The filename must not contain additional dots (".") beyond the one in the file ending.

<!--Files of the input data type 1 (one locus in many samples) do not place specific requirements for naming the files.  
On the contrary, files of the input data type 2 (many loci in one sample), and in particular the files containing the calibration data, place very strict requirements on the file naming:  

Every filname must be of the following pattern:  'anyfilename'_CS###.csv  

The suffix '_CS###.csv'  
- must begin with '_CS', otherwise the file is going to be rejected during the data preprocessing step (CS is the short form of 'calibration step')  
- the placeholder '###' must be replaced with the respective degree of methylation of the calibration data contained in the specific file  
-- it can be or an integer number between 0 and 100 (integers < 0 or > 100 will be rejected during the data preprocessing step)  
-- or a numeric number between 0 an 100, indicated by an underscore ('_') as decimal separator (e.g. '12_5' meaning '12.5')   

Example: to upload a file for bias correction of type 2, that contains the calibration data for the calibration step '12.5' (true degree of calibration = 12.5) it need to be named the following:  
  *'my-calibrationfile_CS12_5.csv'* --> 


## What is exactly done during rBiasCorrection's/BiasCorrector's data preprocessing?  

During the preprocessing, all requirements of the input files as stated in [Do my input files need to be in a special format?](#do-my-input-files-need-to-be-in-a-special-format) are checked. Furthermore, the mean methylation percentages of all CpG columns are calculated for every provided file. 

If any of the abovementioned file requirements is not met, an error will occur. For example, an error message will pop up if any calibration step is not within the range of 0 <= CS <= 100 or if you provided less than four calibration steps in your input data. 


## What are the regression statistics?

The regression statistics table shows the regression parameters of the hyperbolic and the cubic polynomial regression. 
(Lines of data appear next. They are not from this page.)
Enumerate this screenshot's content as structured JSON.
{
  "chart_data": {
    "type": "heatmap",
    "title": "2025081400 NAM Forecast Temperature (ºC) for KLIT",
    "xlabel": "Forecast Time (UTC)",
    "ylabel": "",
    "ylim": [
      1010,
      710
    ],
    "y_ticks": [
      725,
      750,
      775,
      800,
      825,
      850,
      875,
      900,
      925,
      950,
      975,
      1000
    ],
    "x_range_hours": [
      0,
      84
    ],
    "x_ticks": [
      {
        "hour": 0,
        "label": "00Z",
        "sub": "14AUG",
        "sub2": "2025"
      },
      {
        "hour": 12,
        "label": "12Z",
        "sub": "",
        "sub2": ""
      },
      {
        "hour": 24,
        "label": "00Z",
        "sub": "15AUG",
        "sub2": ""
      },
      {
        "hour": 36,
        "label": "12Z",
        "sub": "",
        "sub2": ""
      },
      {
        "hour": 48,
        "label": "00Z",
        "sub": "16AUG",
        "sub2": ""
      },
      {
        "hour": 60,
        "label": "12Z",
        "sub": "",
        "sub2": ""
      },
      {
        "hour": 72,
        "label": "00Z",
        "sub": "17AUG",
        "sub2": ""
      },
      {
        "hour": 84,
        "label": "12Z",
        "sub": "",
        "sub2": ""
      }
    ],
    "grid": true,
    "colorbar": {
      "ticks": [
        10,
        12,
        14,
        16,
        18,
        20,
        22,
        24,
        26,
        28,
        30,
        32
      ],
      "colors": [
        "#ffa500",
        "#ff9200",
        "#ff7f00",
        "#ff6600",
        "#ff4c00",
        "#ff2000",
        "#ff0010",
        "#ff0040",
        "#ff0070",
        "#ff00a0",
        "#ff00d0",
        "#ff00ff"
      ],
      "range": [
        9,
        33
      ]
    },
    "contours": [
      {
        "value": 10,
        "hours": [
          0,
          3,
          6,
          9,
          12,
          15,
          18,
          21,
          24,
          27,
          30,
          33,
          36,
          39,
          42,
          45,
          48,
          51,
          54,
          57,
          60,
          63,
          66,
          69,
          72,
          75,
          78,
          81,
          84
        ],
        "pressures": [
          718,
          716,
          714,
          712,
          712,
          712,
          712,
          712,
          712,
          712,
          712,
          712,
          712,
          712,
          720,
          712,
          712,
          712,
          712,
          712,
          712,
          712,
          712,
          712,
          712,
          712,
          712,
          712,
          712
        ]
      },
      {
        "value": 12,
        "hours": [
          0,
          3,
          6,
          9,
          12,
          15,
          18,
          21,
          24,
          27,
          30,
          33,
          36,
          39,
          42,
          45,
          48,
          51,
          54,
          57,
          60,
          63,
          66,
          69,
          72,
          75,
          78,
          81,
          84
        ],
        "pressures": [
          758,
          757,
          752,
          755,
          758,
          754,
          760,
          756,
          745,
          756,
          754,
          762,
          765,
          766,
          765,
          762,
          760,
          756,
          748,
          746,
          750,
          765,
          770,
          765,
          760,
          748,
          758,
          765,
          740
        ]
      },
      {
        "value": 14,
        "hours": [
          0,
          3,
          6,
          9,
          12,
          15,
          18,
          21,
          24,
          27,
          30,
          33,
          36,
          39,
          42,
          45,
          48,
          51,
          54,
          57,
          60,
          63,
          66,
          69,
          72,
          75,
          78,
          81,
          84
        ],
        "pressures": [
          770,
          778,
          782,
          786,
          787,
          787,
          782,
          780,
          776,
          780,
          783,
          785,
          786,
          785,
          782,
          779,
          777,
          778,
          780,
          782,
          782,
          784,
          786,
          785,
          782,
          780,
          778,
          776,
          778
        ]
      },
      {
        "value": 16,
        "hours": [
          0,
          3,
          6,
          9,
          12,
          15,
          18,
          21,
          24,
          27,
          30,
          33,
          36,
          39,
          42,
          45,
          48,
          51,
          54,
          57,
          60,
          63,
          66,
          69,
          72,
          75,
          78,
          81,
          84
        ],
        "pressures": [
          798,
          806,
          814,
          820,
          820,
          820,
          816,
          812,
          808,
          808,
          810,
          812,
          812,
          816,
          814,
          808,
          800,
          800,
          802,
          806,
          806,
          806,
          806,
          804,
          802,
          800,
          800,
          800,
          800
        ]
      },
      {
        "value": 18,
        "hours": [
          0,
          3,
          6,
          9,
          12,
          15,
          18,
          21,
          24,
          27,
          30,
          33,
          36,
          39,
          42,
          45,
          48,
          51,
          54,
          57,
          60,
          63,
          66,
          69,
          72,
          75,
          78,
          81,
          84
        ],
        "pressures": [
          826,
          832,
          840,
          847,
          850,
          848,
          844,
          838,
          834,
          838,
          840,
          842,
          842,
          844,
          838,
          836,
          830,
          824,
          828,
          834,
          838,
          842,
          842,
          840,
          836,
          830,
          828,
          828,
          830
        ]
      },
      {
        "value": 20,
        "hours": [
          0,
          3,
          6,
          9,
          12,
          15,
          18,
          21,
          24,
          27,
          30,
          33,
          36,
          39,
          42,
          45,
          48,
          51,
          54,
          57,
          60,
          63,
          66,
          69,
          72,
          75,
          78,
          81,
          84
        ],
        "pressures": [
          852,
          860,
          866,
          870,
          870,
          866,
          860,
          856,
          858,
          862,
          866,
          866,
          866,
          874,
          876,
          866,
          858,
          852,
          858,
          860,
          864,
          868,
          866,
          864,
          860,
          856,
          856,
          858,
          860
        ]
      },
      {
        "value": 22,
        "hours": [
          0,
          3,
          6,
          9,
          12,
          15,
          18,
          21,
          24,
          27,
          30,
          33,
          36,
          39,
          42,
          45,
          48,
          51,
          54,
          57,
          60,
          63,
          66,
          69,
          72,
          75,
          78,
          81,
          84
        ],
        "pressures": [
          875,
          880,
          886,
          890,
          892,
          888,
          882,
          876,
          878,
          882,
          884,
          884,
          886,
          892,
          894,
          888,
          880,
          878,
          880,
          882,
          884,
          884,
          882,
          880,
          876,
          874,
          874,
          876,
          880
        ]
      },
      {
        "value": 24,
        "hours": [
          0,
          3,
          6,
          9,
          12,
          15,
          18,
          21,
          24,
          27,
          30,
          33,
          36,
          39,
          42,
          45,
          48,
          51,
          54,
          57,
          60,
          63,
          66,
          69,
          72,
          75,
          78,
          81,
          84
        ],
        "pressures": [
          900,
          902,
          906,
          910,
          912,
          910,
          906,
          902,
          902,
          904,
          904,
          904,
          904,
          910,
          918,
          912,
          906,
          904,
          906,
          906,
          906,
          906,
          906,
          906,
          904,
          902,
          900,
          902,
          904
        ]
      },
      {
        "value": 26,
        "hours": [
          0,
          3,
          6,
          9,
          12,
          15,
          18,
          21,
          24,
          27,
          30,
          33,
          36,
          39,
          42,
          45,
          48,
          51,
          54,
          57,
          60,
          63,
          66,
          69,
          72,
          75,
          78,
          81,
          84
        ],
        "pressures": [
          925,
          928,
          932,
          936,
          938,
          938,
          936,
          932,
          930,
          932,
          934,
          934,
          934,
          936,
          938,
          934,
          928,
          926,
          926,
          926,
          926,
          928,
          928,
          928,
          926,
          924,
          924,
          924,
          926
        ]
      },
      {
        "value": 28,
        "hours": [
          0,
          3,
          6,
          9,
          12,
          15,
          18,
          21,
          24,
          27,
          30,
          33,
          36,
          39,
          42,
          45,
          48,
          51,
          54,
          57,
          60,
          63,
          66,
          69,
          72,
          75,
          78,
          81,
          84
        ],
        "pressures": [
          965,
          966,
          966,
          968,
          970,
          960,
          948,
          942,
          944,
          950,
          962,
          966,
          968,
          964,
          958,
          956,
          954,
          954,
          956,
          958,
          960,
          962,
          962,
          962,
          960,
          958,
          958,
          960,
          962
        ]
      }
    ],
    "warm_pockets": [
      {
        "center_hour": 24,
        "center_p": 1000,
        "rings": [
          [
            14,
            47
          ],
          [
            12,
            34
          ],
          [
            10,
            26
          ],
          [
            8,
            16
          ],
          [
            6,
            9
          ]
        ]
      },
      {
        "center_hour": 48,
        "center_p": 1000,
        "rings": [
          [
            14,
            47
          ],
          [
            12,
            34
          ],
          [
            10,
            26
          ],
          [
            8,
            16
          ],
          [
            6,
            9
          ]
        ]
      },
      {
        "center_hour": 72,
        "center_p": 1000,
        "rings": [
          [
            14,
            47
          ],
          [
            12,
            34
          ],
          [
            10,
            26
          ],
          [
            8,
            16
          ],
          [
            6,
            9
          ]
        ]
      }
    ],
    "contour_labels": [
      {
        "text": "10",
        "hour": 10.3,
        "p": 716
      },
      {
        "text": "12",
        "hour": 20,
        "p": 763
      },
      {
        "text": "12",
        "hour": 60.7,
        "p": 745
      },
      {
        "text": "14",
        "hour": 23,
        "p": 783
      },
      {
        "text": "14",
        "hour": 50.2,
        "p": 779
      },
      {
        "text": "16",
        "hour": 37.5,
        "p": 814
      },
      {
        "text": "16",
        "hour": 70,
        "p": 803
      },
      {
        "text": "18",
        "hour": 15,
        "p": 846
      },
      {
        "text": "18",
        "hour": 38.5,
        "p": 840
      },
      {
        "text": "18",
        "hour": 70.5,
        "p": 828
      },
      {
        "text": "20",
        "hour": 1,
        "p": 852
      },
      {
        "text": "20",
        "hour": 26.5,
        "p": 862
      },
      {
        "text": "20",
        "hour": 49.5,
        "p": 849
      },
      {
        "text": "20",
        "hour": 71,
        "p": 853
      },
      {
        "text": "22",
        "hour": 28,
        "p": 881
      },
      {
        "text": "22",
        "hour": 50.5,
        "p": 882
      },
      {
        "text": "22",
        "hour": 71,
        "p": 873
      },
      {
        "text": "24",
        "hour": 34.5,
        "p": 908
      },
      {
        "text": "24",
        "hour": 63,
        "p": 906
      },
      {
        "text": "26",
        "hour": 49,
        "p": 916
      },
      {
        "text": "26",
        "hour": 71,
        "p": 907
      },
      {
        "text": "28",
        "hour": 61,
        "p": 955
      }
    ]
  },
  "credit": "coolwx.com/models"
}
- Column 1 presents the CpG site's ID. 
- Column 2 contains the mean of the relative absolute errors for every interrogated CpG site. 
- Columns 3-9 comprise the sum of squared errors of the hyperbolic regression ('SSE [h]') and the coefficients of the hyperbolic equation that describes the hyperbolic regression curves for the respective CpG sites. 
- Columns 10-15 summarise the sum of squared errors of the cubic polynomial regression ('SSE [c]') and the coefficients of the cubic polynomial equations. 
- The rows highlighted with a green background colour indicate the regression method (hyperbolic or cubic polynomial) that is suggested by BiasCorrector for correcting data. This automatic choice of the regression method relies on either minimising the value of SSE (the default setting) or minimising the average relative error as selected by the user in the Settings tab.


## What are 'substitutions' in my final results?

Substitutions occur if no result is found in the range of plausible values between 0 and 100 during the BiasCorrection. A 'border zone' is implemented in the ranges 0 – 10% and 100 + 10%. If a result is in the range -10% < x < 0% or 100% < x < 110% , the value is substituted in the final results with 0% or 100%, respectively. 
Values beyond these border zones will be substituted with a blank value in the final output, as they seem implausible and could indicate substantial errors in the underlying data. 
For a detailed feedback, the substitutions table shows the results of the algorithm 'BiasCorrected value' and the corresponding substitution 'Substituted value' for the respective CpG site.